Muster wristbands yield $21,000 in unclaimed refunds
THE cashless technology introduced at the Gympie Muster this year has generated a $21,000 windfall in unclaimed refunds.
The 26,909 visitors who attended this year's Muster paid for credit to be loaded on to a wristband containing a disc-shaped chip.
Retailers scanned the chip when a purchase was made, and the remaining balance was shown to the customer on an eftpos-type machine.
The ABC Sunshine Coast reported festival director David Gibson saying the RFID technology was embraced across the site, and any initial hesitation from consumers wore off quickly.

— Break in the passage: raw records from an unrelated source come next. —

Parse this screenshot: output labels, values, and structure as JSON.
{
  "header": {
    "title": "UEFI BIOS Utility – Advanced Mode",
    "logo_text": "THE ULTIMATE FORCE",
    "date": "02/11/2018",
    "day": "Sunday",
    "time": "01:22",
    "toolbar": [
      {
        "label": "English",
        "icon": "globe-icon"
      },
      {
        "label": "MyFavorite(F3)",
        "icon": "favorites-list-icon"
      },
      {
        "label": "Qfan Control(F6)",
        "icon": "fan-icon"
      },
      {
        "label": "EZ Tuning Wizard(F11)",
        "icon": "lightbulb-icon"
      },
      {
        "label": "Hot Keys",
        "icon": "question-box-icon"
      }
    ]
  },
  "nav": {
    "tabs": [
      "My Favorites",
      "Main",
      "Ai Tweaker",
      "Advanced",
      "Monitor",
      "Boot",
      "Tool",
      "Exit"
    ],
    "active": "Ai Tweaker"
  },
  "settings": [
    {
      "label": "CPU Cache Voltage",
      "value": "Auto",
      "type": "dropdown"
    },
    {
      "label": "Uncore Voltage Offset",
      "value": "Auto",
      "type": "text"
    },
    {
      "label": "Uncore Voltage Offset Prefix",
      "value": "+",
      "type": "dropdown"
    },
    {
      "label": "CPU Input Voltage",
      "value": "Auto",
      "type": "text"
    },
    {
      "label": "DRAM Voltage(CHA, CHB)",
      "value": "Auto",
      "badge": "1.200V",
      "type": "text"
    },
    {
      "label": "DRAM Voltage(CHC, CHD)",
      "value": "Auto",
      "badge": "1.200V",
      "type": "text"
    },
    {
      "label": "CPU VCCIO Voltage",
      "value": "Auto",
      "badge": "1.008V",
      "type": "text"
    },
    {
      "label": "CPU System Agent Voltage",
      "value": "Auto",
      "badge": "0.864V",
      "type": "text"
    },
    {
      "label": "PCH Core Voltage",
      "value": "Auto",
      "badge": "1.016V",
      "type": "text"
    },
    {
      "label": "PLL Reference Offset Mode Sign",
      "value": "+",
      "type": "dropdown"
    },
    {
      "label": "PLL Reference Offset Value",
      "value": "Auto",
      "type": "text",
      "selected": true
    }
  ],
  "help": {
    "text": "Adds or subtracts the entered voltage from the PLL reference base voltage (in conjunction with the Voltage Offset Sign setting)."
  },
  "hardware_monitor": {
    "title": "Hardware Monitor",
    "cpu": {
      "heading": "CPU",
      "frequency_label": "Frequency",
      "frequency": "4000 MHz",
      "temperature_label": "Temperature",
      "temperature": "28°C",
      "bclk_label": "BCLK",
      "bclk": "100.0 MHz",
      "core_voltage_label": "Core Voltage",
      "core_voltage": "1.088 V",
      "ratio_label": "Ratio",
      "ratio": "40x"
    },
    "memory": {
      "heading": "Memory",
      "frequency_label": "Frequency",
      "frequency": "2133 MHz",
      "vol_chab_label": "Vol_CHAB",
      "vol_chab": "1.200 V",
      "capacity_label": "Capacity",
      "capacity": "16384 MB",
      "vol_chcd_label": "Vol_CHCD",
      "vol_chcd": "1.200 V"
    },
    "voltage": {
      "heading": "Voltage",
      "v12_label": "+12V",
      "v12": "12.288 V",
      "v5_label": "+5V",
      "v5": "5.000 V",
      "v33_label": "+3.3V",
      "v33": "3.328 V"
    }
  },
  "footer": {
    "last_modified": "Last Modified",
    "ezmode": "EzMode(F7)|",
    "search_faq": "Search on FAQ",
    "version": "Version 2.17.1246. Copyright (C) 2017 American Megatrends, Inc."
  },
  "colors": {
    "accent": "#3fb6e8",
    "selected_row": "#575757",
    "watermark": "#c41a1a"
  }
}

"We started seeing people load up on to their wristband $300, which is the maximum it can hold, in one hit," he said.
"We had nearly $1 million placed on the credit of those chips, and people got refunded $127,000 before they went home."
But not everyone remembered to get their refund, and attempting to get it at the Muster office this week has met with disappointment.

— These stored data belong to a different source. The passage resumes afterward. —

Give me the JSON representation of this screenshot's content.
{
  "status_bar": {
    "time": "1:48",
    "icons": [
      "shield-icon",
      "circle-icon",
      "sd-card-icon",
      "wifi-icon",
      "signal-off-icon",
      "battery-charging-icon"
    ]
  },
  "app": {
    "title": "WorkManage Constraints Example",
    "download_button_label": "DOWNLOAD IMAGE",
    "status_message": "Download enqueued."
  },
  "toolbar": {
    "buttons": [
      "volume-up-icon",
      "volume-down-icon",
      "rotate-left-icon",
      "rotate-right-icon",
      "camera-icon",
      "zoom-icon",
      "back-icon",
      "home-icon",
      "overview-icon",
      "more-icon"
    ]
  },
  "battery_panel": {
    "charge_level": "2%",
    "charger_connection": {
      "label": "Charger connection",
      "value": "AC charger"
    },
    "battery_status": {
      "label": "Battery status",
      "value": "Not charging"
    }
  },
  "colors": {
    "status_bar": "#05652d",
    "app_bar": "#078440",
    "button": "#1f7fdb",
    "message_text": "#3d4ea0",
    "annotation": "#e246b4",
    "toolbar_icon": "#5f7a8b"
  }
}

"We think the figure is about $21,000 that was left on wristbands in $2, $3, $5 lots," Mr Gibson said. One Muster patron, however, said they had left $25 on their wristband, and had kept their wristband on until they found the time to visit the Muster office (on Wednesday) where they met with disappointment.
"Some people weren't able to or woke up late and forgot about it," Mr Gibson told the ABC.
"I had $3 left on mine and thought 'It's just too hard' (to go get it refunded), so we're going to look at that and donate it across to the charity."
Mr Gibson told the ABC the money would be allocated to the Gympie Apex Club, which would distribute the funds to local charities.
Mr Gibson said the technology would be rolled out more extensively across the festival in future years.